De facto secession doesn’t require constitutional conventions or dramatic pronouncements. It manifests in the systematic defiance of federal law, the rejection of judicial authority, and the explicit repudiation of shared national values. It appears when state officials declare that their interpretation of rights and governance supersedes federal authority, when they actively obstruct the implementation of national policy, and when they cultivate a regional identity defined in opposition to the broader American project. The formal legal structure persists, but the practical reality is separatism. Call it what it is.
This scenario presents a profound danger precisely because it operates in a gray zone that our system was never designed to address. Traditional federal enforcement mechanisms assume good faith participation in the constitutional system and are designed to address isolated disputes, not wholesale rejection of federal authority. When a state positions itself as fundamentally opposed to both the legal order and the civic values of the nation, the tools for resolution evaporate. Negotiation requires common ground that no longer exists. Legal enforcement becomes politically explosive and potentially impossible.

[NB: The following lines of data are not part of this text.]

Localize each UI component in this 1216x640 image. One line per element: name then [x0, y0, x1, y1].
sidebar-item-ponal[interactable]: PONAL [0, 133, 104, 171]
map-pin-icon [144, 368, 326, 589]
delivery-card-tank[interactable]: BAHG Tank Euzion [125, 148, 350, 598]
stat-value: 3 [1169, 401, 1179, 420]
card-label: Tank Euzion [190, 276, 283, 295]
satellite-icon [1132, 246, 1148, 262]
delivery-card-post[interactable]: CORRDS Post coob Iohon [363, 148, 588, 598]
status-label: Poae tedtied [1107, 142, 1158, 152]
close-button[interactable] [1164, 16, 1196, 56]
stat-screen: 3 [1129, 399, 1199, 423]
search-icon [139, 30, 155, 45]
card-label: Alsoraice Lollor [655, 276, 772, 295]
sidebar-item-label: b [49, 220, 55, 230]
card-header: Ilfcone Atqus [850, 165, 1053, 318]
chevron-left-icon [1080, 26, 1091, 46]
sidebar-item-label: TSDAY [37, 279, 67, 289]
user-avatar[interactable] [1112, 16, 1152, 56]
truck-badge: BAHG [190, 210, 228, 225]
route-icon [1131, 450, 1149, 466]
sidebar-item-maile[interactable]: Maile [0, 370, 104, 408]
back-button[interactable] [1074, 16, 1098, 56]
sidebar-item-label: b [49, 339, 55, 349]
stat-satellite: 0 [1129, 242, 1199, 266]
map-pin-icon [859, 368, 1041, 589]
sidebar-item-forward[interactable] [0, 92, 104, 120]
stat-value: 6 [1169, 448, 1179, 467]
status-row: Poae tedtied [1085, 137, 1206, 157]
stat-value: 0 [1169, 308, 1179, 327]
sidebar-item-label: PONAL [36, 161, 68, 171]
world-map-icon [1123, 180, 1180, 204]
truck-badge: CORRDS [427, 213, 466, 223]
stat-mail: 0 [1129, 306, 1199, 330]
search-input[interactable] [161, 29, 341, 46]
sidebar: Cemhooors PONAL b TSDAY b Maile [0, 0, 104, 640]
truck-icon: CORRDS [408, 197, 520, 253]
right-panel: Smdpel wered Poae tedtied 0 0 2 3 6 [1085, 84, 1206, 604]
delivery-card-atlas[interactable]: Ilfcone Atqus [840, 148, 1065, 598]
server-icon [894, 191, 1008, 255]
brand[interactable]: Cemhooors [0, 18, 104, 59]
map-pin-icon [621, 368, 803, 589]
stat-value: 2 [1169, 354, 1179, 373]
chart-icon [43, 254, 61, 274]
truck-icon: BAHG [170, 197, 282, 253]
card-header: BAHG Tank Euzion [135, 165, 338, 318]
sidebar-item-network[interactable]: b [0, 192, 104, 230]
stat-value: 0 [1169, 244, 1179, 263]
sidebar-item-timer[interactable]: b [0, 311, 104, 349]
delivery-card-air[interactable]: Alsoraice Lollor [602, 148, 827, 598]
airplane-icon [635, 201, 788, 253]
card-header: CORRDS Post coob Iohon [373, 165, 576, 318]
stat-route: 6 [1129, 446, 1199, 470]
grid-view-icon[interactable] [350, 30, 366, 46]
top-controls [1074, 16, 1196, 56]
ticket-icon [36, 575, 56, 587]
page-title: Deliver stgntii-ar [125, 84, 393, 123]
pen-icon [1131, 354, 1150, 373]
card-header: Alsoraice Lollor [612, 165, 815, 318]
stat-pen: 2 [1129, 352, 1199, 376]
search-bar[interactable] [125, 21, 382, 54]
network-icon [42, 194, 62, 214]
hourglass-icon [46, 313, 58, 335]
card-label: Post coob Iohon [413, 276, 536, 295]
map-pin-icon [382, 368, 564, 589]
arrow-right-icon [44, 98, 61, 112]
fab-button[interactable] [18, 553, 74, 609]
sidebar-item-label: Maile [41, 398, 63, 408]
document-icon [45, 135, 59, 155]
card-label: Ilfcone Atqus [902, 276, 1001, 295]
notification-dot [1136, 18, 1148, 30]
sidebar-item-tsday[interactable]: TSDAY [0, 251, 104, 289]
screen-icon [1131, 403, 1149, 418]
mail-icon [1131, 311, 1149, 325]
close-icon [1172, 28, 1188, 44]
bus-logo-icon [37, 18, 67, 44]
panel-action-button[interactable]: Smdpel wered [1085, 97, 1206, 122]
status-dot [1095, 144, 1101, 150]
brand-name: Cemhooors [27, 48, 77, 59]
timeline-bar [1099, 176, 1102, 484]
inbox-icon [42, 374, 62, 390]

The alternative—accepting permanent internal division—means acknowledging that the nation-state has already failed, that we are simply waiting for someone to say it out loud.
The devolution from civic nation to mere state, and the drift of subdivisions into de facto secession, represents the collapse of the American experiment’s core premise: that diverse people can unite around shared principles and build a common identity through democratic self-governance. When regions conclude that they share neither values nor legal obligations with their fellow citizens, the center cannot hold. The skeleton of statehood without the living tissue of nationhood is a condition that history demonstrates is simply not sustainable.
The question is not whether this dissolution is happening, I would submit the example of Minnesota proves it already is, and other blue states are next in the lunch line. Pretending otherwise does not seem wise. The question is whether Americans have the courage to acknowledge it and the will to decide what comes next.



Is there any process to revoke a state's statehood? To rescind their admittance?
Mini-states abound as well. Consider Montgomery County, Maryland. I get local news blurbs. Today it contained: The Montgomery County Council will meet Tuesday, Jan. 13, beginning with proclamations recognizing Muslim American Heritage Month and Korean American Day. BTW, the council is 100% Democrat.